Molecule of the Month: Odorant Receptors

Take a moment to breathe, and notice all the things you can smell. Right now, in my office, I can smell many things. A yeasty smell tells me that a lab down the hall is autoclaving bacterial growth media. The unique smell of old books reveals that I haven't entirely moved to digital media yet, but a faint whiff of dust reveals how long it's been since I've read them. The mug of tea on my desk provides a comforting scent throughout the day, and on other days, is replaced by the stronger scent of coffee. The sense of smell keeps us continually informed about our surroundings, giving us clues about what is happening close by and at longer distances. These many scents are recognized by a collection of olfactory odorant receptors that monitor the air we breathe and tell us when interesting molecules are nearby.

Odorants are typically small molecules that waft through the air and reach our nose, and have chemical properties that allow them to enter our mucous membranes and reach odorant receptors. The number of possible odorants has been tricky to pin down, with estimates ranging from 10,000 to 40 billion different molecules. Looking in our genome, we find that our noses contain about 400 different odorant receptors. These receptors are monitored by specialized nerve cells in the nose, typically with each individual nerve cell containing only one type of odorant receptor. The richness of our sense of smell, however, is achieved by combinatorics. Each odorant receptor typically binds to several similar types of odorant molecules, and each type of odorant will bind to multiple types of odorant receptors. The brain then sorts out all the combinations to identify specific scents.

The odorant receptor pictured here (PDB ID 8f76) recognizes the odorant molecule propionate. Pure propionate has a pungent, unpleasant smell. However, the makers of swiss cheese carefully cultivate special bacteria that make propionate, and in small amounts, it adds an appealing tang to the cheese. This receptor also recognizes acetate, a slightly smaller molecule that gives vinegar its sharp odor. It is a G-protein-coupled receptor similar to light-sensing rhodopsins and neurotransmitter receptors such as the adrenergic and serotonin receptors.

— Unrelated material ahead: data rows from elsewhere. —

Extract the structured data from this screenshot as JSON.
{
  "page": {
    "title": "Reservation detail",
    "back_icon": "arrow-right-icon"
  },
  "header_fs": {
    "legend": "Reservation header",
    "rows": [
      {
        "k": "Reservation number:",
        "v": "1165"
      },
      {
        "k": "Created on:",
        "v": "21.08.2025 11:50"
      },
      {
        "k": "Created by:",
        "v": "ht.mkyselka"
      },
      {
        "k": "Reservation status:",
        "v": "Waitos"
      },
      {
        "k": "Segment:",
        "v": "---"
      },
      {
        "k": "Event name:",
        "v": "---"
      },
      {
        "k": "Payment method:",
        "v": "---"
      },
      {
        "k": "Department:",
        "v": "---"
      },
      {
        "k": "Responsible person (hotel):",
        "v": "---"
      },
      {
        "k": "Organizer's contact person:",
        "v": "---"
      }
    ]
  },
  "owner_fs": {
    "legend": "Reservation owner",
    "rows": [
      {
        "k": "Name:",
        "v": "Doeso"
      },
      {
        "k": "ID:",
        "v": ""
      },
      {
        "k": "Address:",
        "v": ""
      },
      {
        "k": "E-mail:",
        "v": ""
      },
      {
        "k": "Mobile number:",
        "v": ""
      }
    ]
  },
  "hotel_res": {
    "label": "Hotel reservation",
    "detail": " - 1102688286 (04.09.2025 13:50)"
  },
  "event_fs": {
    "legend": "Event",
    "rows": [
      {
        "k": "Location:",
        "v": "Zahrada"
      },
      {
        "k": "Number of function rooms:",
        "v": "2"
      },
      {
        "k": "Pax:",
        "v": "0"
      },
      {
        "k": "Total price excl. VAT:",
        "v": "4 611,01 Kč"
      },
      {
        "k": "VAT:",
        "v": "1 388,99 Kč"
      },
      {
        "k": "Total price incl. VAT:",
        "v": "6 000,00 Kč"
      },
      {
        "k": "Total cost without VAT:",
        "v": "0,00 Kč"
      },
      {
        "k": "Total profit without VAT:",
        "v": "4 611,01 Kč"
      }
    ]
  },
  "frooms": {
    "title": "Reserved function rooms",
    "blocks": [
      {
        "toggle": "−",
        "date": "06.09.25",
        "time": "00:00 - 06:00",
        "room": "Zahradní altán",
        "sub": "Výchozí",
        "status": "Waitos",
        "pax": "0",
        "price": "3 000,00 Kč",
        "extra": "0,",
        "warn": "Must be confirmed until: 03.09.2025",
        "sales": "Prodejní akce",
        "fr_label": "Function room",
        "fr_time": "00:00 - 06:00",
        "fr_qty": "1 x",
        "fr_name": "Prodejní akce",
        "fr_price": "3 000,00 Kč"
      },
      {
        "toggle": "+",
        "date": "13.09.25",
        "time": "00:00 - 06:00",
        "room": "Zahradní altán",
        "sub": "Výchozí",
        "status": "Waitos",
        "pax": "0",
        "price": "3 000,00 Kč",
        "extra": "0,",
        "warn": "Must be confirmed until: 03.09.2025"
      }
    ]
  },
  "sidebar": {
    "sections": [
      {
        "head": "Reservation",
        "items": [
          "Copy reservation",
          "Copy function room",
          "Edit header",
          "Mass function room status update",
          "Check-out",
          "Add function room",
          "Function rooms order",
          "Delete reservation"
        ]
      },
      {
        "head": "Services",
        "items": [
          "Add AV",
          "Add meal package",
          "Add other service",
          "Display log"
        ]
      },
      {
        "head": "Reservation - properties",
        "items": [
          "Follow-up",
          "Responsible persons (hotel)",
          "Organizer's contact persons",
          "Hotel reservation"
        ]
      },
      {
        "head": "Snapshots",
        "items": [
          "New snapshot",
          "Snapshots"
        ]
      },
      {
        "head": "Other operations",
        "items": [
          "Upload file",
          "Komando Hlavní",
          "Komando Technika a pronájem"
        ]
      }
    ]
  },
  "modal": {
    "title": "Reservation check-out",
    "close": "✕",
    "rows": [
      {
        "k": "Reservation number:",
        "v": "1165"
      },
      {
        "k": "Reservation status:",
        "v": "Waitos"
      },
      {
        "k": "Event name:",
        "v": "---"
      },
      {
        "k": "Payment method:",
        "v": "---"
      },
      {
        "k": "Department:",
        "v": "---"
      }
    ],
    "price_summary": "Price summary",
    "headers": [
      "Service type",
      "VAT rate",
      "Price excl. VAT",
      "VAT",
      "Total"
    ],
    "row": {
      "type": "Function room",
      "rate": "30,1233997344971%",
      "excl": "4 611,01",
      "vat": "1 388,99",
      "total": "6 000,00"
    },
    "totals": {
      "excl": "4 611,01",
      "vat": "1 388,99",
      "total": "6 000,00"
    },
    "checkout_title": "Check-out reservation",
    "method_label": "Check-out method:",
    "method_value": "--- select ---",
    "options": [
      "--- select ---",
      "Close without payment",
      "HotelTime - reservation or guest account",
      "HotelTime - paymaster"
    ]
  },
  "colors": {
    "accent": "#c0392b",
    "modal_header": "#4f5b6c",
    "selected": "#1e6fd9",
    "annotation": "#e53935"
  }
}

As with other GPCRs, an odorant molecule binds to a specific extracellular site on the receptor, causing a change of shape in the receptor that is sensed by G-proteins inside the cell, ultimately stimulating the nerve cell.

Many animals also build small proteins that capture odorant molecules and deliver them to odorant receptors. We only build a few of these, which are primarily involved in capture of pheromones. A similar protein from pigs is shown here from PDB ID 1e00. Insects, however, often build many types of odorant-binding proteins, which help them capture odorants in their antenna and other sensory organs. Looking in the PDB archive, you can find many structures of odorant-binding proteins that moths use to find mates and mosquitoes use to find people to bite. The one pictured here, from PDB ID 3n7h, has the mosquito repellent DEET bound to it, blocking a tunnel where odorants normally enter. Notice that the mammalian and insect proteins have entirely different protein folds, giving evidence that they evolved separately to perform a similar function.